クジラのようなものを喰う-終了

「凛々しい」と口走った人がいた

外のまぶしい明るさのせいで、母屋の中は暗く感じられるが、周りはぐるっとガラス窓で、外の景色はよく見える。

中には誰もいない。一つの窓が開いていて、レースのカーテンが揺れている。上にいくつかの額がかかっていて、そのうちの一枚があの子どもたちが写っている写真のようだ。しかも、そこには父親、母親らしき人たちも。

なるほど…。この写真の中に、あの二人の女性を探せばいいのか。でも、それ以外の人はどこに?

近くの小さなテーブルの上に、白い、やや大きめのお皿があり、その上に綺麗な模様のハンカチがかけてあるのに気づいた。

ハンカチをこっそり持ち上げると、黒い蒸しパンがちらり。「クジラの…」かと思ったが、本当の蒸しパンだ。と思っているうちに、非常識にも、誰の許可もなしに既に半分も食べ尽くしている。

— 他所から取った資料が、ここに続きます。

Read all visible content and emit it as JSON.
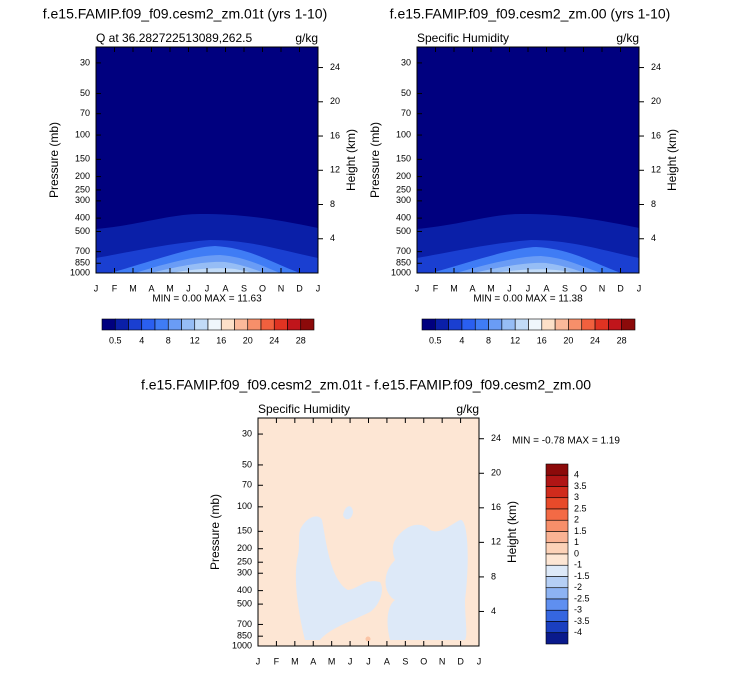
{
  "chart_data": [
    {
      "type": "contour",
      "title": "f.e15.FAMIP.f09_f09.cesm2_zm.01t (yrs 1-10)",
      "left_string": "Q at 36.282722513089,262.5",
      "right_string": "g/kg",
      "ylabel": "Pressure (mb)",
      "y2label": "Height (km)",
      "categories": [
        "J",
        "F",
        "M",
        "A",
        "M",
        "J",
        "J",
        "A",
        "S",
        "O",
        "N",
        "D",
        "J"
      ],
      "ylog": true,
      "ylim": [
        1000,
        23
      ],
      "yticks": [
        30,
        50,
        70,
        100,
        150,
        200,
        250,
        300,
        400,
        500,
        700,
        850,
        1000
      ],
      "y2lim": [
        0,
        26.4
      ],
      "y2ticks": [
        4,
        8,
        12,
        16,
        20,
        24
      ],
      "annotation": "MIN =   0.00 MAX = 11.63",
      "colorbar": {
        "orientation": "horizontal",
        "label_every": 2,
        "labels": [
          0.5,
          4,
          8,
          12,
          16,
          20,
          24,
          28
        ],
        "colors": [
          "#00007f",
          "#0a1fa8",
          "#1a3fd1",
          "#2a5ff0",
          "#3f7cf5",
          "#6a9cf5",
          "#96bdf5",
          "#c2dbf7",
          "#f0f7fc",
          "#fde0c8",
          "#fbb99a",
          "#f78f6a",
          "#f1603e",
          "#e03322",
          "#c0151b",
          "#8c0a0a"
        ]
      }
    },
    {
      "type": "contour",
      "title": "f.e15.FAMIP.f09_f09.cesm2_zm.00 (yrs 1-10)",
      "left_string": "Specific Humidity",
      "right_string": "g/kg",
      "ylabel": "Pressure (mb)",
      "y2label": "Height (km)",
      "categories": [
        "J",
        "F",
        "M",
        "A",
        "M",
        "J",
        "J",
        "A",
        "S",
        "O",
        "N",
        "D",
        "J"
      ],
      "ylog": true,
      "ylim": [
        1000,
        23
      ],
      "yticks": [
        30,
        50,
        70,
        100,
        150,
        200,
        250,
        300,
        400,
        500,
        700,
        850,
        1000
      ],
      "y2lim": [
        0,
        26.4
      ],
      "y2ticks": [
        4,
        8,
        12,
        16,
        20,
        24
      ],
      "annotation": "MIN =   0.00 MAX = 11.38",
      "colorbar": {
        "orientation": "horizontal",
        "label_every": 2,
        "labels": [
          0.5,
          4,
          8,
          12,
          16,
          20,
          24,
          28
        ],
        "colors": [
          "#00007f",
          "#0a1fa8",
          "#1a3fd1",
          "#2a5ff0",
          "#3f7cf5",
          "#6a9cf5",
          "#96bdf5",
          "#c2dbf7",
          "#f0f7fc",
          "#fde0c8",
          "#fbb99a",
          "#f78f6a",
          "#f1603e",
          "#e03322",
          "#c0151b",
          "#8c0a0a"
        ]
      }
    },
    {
      "type": "contour",
      "title": "f.e15.FAMIP.f09_f09.cesm2_zm.01t - f.e15.FAMIP.f09_f09.cesm2_zm.00",
      "left_string": "Specific Humidity",
      "right_string": "g/kg",
      "ylabel": "Pressure (mb)",
      "y2label": "Height (km)",
      "categories": [
        "J",
        "F",
        "M",
        "A",
        "M",
        "J",
        "J",
        "A",
        "S",
        "O",
        "N",
        "D",
        "J"
      ],
      "ylog": true,
      "ylim": [
        1000,
        23
      ],
      "yticks": [
        30,
        50,
        70,
        100,
        150,
        200,
        250,
        300,
        400,
        500,
        700,
        850,
        1000
      ],
      "y2lim": [
        0,
        26.4
      ],
      "y2ticks": [
        4,
        8,
        12,
        16,
        20,
        24
      ],
      "annotation": "MIN = -0.78 MAX =  1.19",
      "colorbar": {
        "orientation": "vertical",
        "label_every": 1,
        "labels": [
          4,
          3.5,
          3,
          2.5,
          2,
          1.5,
          1,
          0,
          -1,
          -1.5,
          -2,
          -2.5,
          -3,
          -3.5,
          -4
        ],
        "colors": [
          "#8c0a0a",
          "#b01515",
          "#d02b1c",
          "#e84a2a",
          "#f36a45",
          "#f78f6a",
          "#fab394",
          "#fcd2b8",
          "#fde6d4",
          "#dde9f8",
          "#b5cff5",
          "#8db3f3",
          "#5f8ff0",
          "#3566e0",
          "#1a3fc0",
          "#0a1a8c"
        ]
      }
    }
  ]
}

「それはマズイでしょ」と、内心「夢の演出家」に抗議する私の口の周りに、まるで私が悪行した証拠のように、やたらにベトベトとそのパンがくっつくのは何故なのだ!「おい、演出家!それって、変だろ?」

あとで考えると(夢の中の「あとで」っていつなんだ?)、それはどうやら「使命完遂」のご褒美であったらしいのだが、「使命」そのものの意味は特に無いようだった。